Continued military-market growth is prompting DSM NV to build a $50 million Dyneema-brand high-performance polyethylene fiber line in Greenville, N.C.
The new Greenville line will increase U.S.-based Dyneema production more than 50 percent, DSM officials said in a Feb. 17 news release. DSM also is boosting its Dyneema production by 10 percent in Heerlen, the Netherlands, where it is based.
Recent Dyneema activity has been focused on increasing demand for personal security and protection against terrorism. The material is used in small-arms protective inserts and armoring of vehicles such as the Humvee.
The Greenville expansion - to be completed in late 2006 - is the third for Dyneema production there since 2003 and DSM's fifth overall Dyneema expansion since 2001. DSM will have more than tripled its Dyneema capacity between 2000 and 2006.
Dyneema fibers can be used in a number of military applications, including bulletproof vests and helmets. In vehicle-armor panels, Dyneema can protect against a range of projectiles, from handgun ammunition to antitank weaponry and mines, officials said.
Military protection was in the spotlight in December when, during a ``town hall'' meeting in Iraq, American soldier Thomas Wilson asked Defense Secretary Donald Rumsfeld why soldiers had to dig through landfills for pieces of metal to use on their vehicles.

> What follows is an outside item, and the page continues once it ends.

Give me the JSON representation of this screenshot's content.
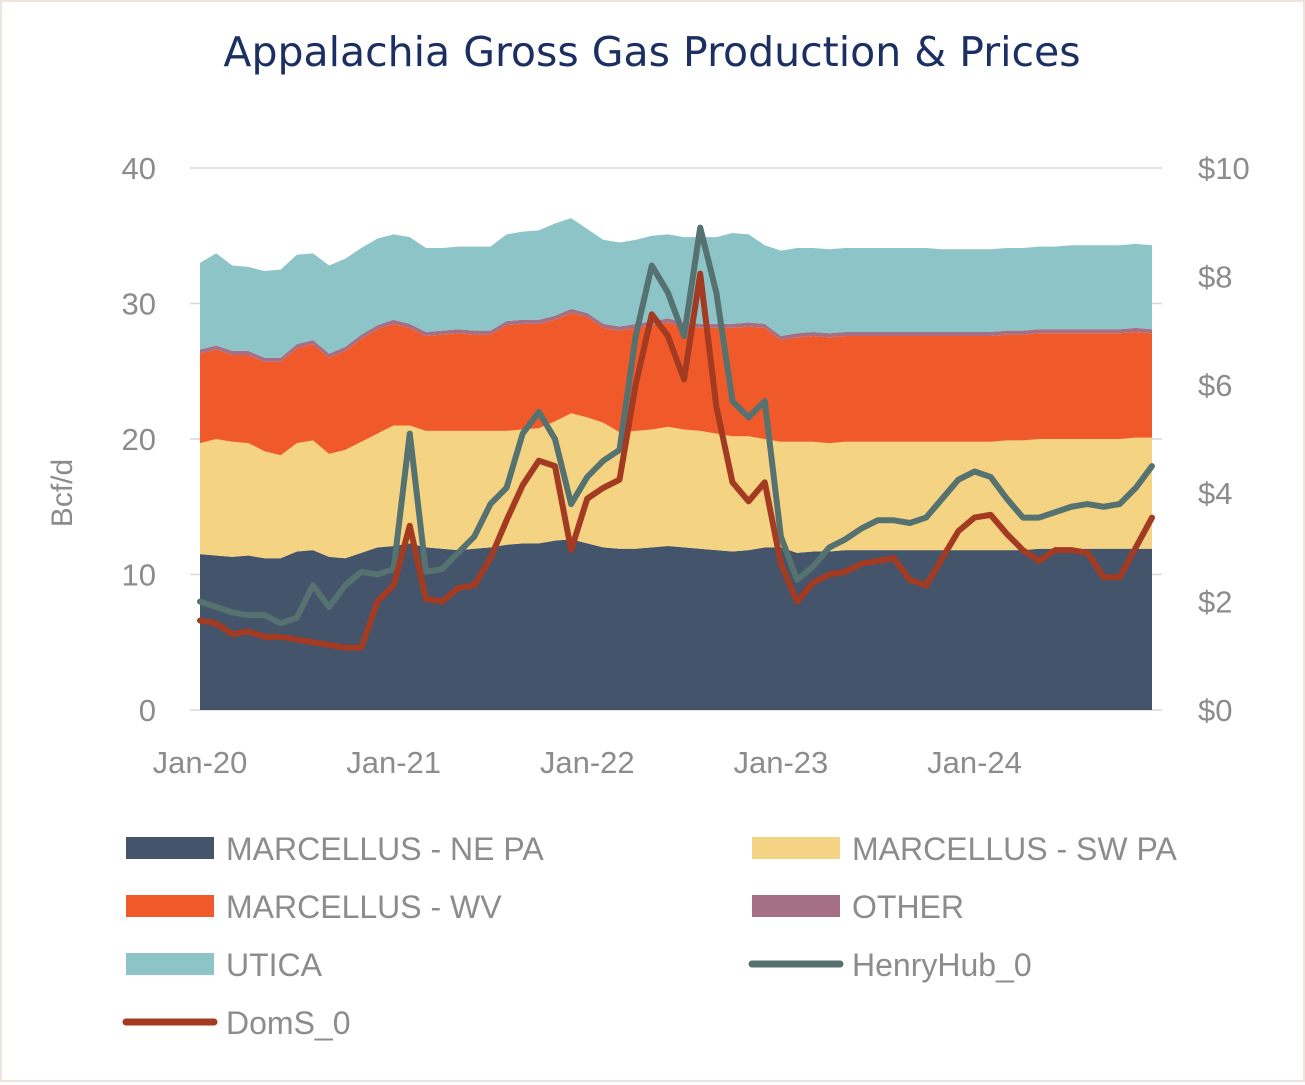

Other military materials makers are reporting similar growth. DuPont Co. is expanding capacity for its Kevlar-brand aramid fibers for the fourth time since 2000. Sales of similar fiber products made by Celanese AG and Honeywell Inc. also have increased.
Wilmington, Del.-based DuPont also won a $2.5 million government contract late last year to develop protective suits for soldiers and firefighters. The suits will be made of Kevlar and Nomex-brand aramid fibers and will resist chemical and biological agents. DuPont is developing the suits in a partnership with North Carolina State University.
DSM wrapped up a solid year in 2004, as sales grew 28 percent to almost 7.8 billion euros ($10.3 billion) and profit jumped 88 percent to 262 million euros ($345 million). Sales in the firm's performance materials unit - including engineering resins and fibers - climbed 13 percent to just over 2 billion euros ($2.6 billion).
Officials said that Dyneema's higher sales volume was one of the main factors in the DSM performance materials unit's ability to increase 2004 operating profit to 147 million euros ($194 million).